The edges of a square sheet of thermally conducting material are at x=0, x=L, y= -L/2 and y=L/2
The temperature of these edges are controlled to be:
T = T0 at x = 0 and x = L
T = T0 + T1sin(pi*x/L) at y = -L/2 and y = L/2
where T0 and T1 are constants. The temperature obeys Laplace's equation grad² T (x,y) = 0
(a) Find the general solution to the equation d²X(x) / dx² = 0
(b) Use the method of separation of variables to find the solution to Laplace's equation that objeys the boundary conditions.

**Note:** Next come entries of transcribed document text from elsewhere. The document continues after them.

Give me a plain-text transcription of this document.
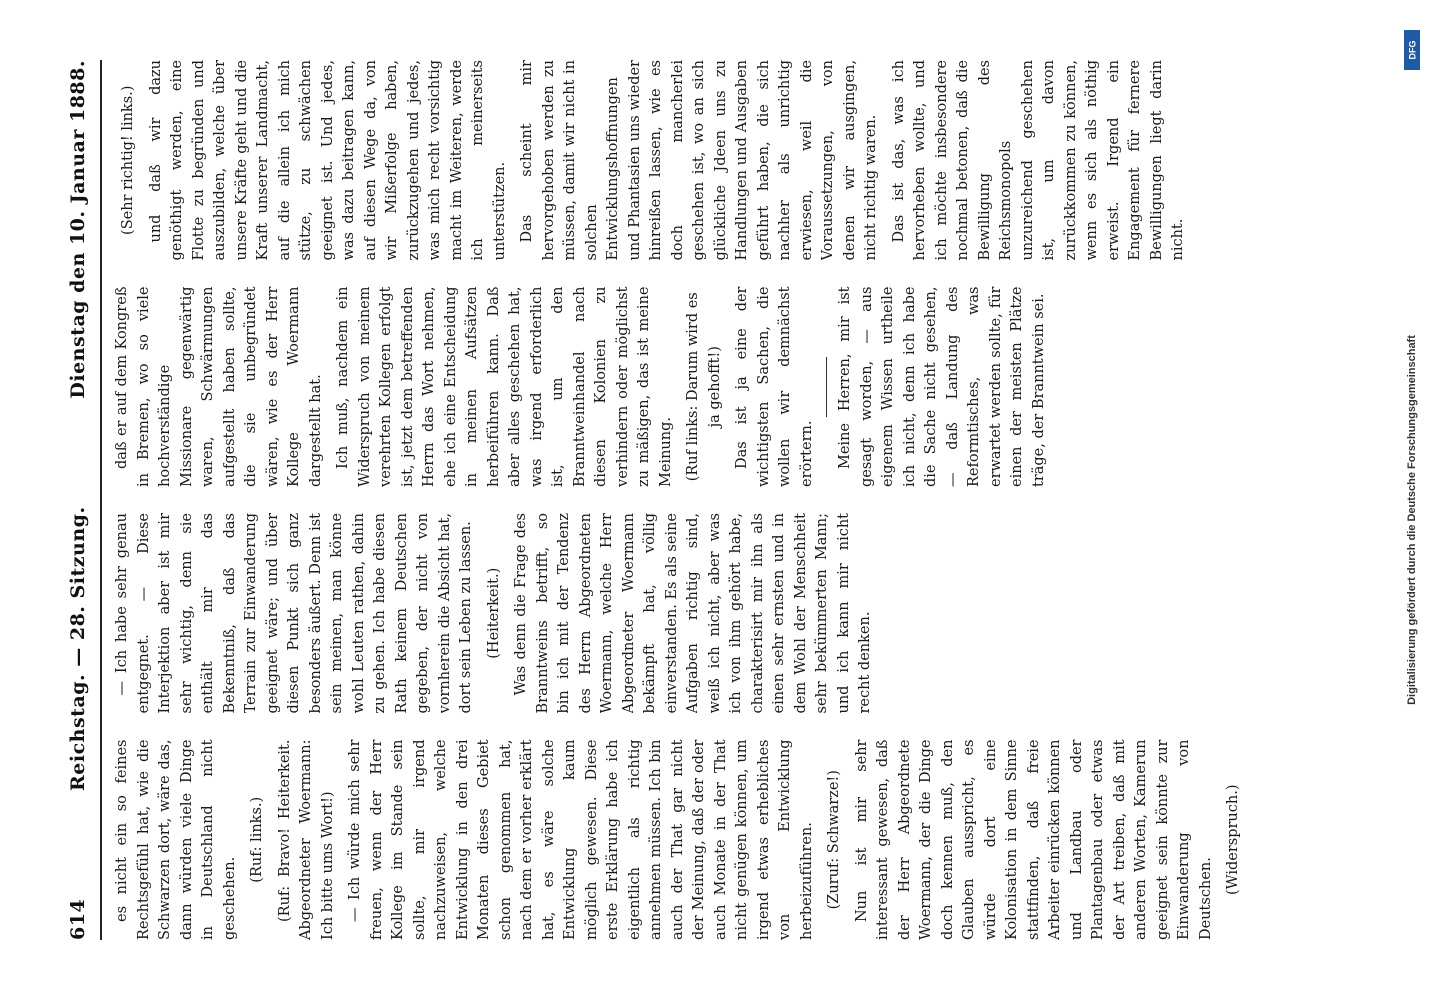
614
Reichstag. — 28. Sitzung.
Dienstag den 10. Januar 1888.

es nicht ein so feines Rechtsgefühl hat, wie die Schwarzen dort, wäre das, dann würden viele Dinge in Deutschland nicht geschehen.

(Ruf: links.) (Ruf: Bravo! Heiterkeit. Abgeordneter Woermann: Ich bitte ums Wort!) — Ich würde mich sehr freuen, wenn der Herr Kollege im Stande sein sollte, mir irgend nachzuweisen, welche Entwicklung in den drei Monaten dieses Gebiet schon genommen hat, nach dem er vorher erklärt hat, es wäre solche Entwicklung kaum möglich gewesen. Diese erste Erklärung habe ich eigentlich als richtig annehmen müssen. Ich bin auch der That gar nicht der Meinung, daß der oder auch Monate in der That nicht genügen können, um irgend etwas erhebliches von Entwicklung herbeizuführen. (Zuruf: Schwarze!) Nun ist mir sehr interessant gewesen, daß der Herr Abgeordnete Woermann, der die Dinge doch kennen muß, den Glauben ausspricht, es würde dort eine Kolonisation in dem Sinne stattfinden, daß freie Arbeiter einrücken können und Landbau oder Plantagenbau oder etwas der Art treiben, daß mit anderen Worten, Kamerun geeignet sein könnte zur Einwanderung von Deutschen.

(Widerspruch.)

— Ich habe sehr genau entgegnet. — Diese Interjektion aber ist mir sehr wichtig, denn sie enthält mir das Bekenntniß, daß das Terrain zur Einwanderung geeignet wäre; und über diesen Punkt sich ganz besonders äußert. Denn ist sein meinen, man könne wohl Leuten rathen, dahin zu gehen. Ich habe diesen Rath keinem Deutschen gegeben, der nicht von vornherein die Absicht hat, dort sein Leben zu lassen. (Heiterkeit.) Was denn die Frage des Branntweins betrifft, so bin ich mit der Tendenz des Herrn Abgeordneten Woermann, welche Herr Abgeordneter Woermann bekämpft hat, völlig einverstanden. Es als seine Aufgaben richtig sind, weiß ich nicht, aber was ich von ihm gehört habe, charakterisirt mir ihn als einen sehr ernsten und in dem Wohl der Menschheit sehr bekümmerten Mann; und ich kann mir nicht recht denken.

daß er auf dem Kongreß in Bremen, wo so viele hochverständige Missionare gegenwärtig waren, Schwärmungen aufgestellt haben sollte, die sie unbegründet wären, wie es der Herr Kollege Woermann dargestellt hat. Ich muß, nachdem ein Widerspruch von meinem verehrten Kollegen erfolgt ist, jetzt dem betreffenden Herrn das Wort nehmen, ehe ich eine Entscheidung in meinen Aufsätzen herbeiführen kann. Daß aber alles geschehen hat, was irgend erforderlich ist, um den Branntweinhandel nach diesen Kolonien zu verhindern oder möglichst zu mäßigen, das ist meine Meinung. (Ruf links: Darum wird es ja gehofft!) Das ist ja eine der wichtigsten Sachen, die wollen wir demnächst erörtern. Meine Herren, mir ist gesagt worden, — aus eigenem Wissen urtheile ich nicht, denn ich habe die Sache nicht gesehen, — daß Landung des Reformtisches, was erwartet werden sollte, für einen der meisten Plätze träge, der Branntwein sei.

(Sehr richtig! links.) und daß wir dazu genöthigt werden, eine Flotte zu begründen und auszubilden, welche über unsere Kräfte geht und die Kraft unserer Landmacht, auf die allein ich mich stütze, zu schwächen geeignet ist. Und jedes, was dazu beitragen kann, auf diesen Wege da, von wir Mißerfolge haben, zurückzugehen und jedes, was mich recht vorsichtig macht im Weiteren, werde ich meinerseits unterstützen. Das scheint mir hervorgehoben werden zu müssen, damit wir nicht in solchen Entwicklungshoffnungen und Phantasien uns wieder hinreißen lassen, wie es doch mancherlei geschehen ist, wo an sich glückliche Jdeen uns zu Handlungen und Ausgaben geführt haben, die sich nachher als unrichtig erwiesen, weil die Voraussetzungen, von denen wir ausgingen, nicht richtig waren. Das ist das, was ich hervorheben wollte, und ich möchte insbesondere nochmal betonen, daß die Bewilligung des Reichsmonopols unzureichend geschehen ist, um davon zurückkommen zu können, wenn es sich als nöthig erweist. Irgend ein Engagement für fernere Bewilligungen liegt darin nicht.

DFG
Digitalisierung gefördert durch die Deutsche Forschungsgemeinschaft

You'll need to consider a superposition of two solutions: one with a separation constant equal to 0 and a second for which the separation constant is nonzero.
The Attempt at a Solution
Expanding the LaPlace's equation, I get my two ODEs:
d²X / dx² - k²X = 0
d²Y / dy² + k²Y = 0
Because one of the boundary conditions has a sin(pi*x/L) term in, I've written the general solution for d²X / dx² - k²X = 0 as:
X(x) = Asin(kx) + Bcos(kx) (think that's right...)
However I'm having major problems with part (b)... my natural assumption would be that the entire general solution reads as:
T(x,y) = [Asin(kx) + Bcos(kx)][Ce^ky + De^ky]
However using that I can't zero enough terms given my boundary conditions to get anywhere. HELP!!!!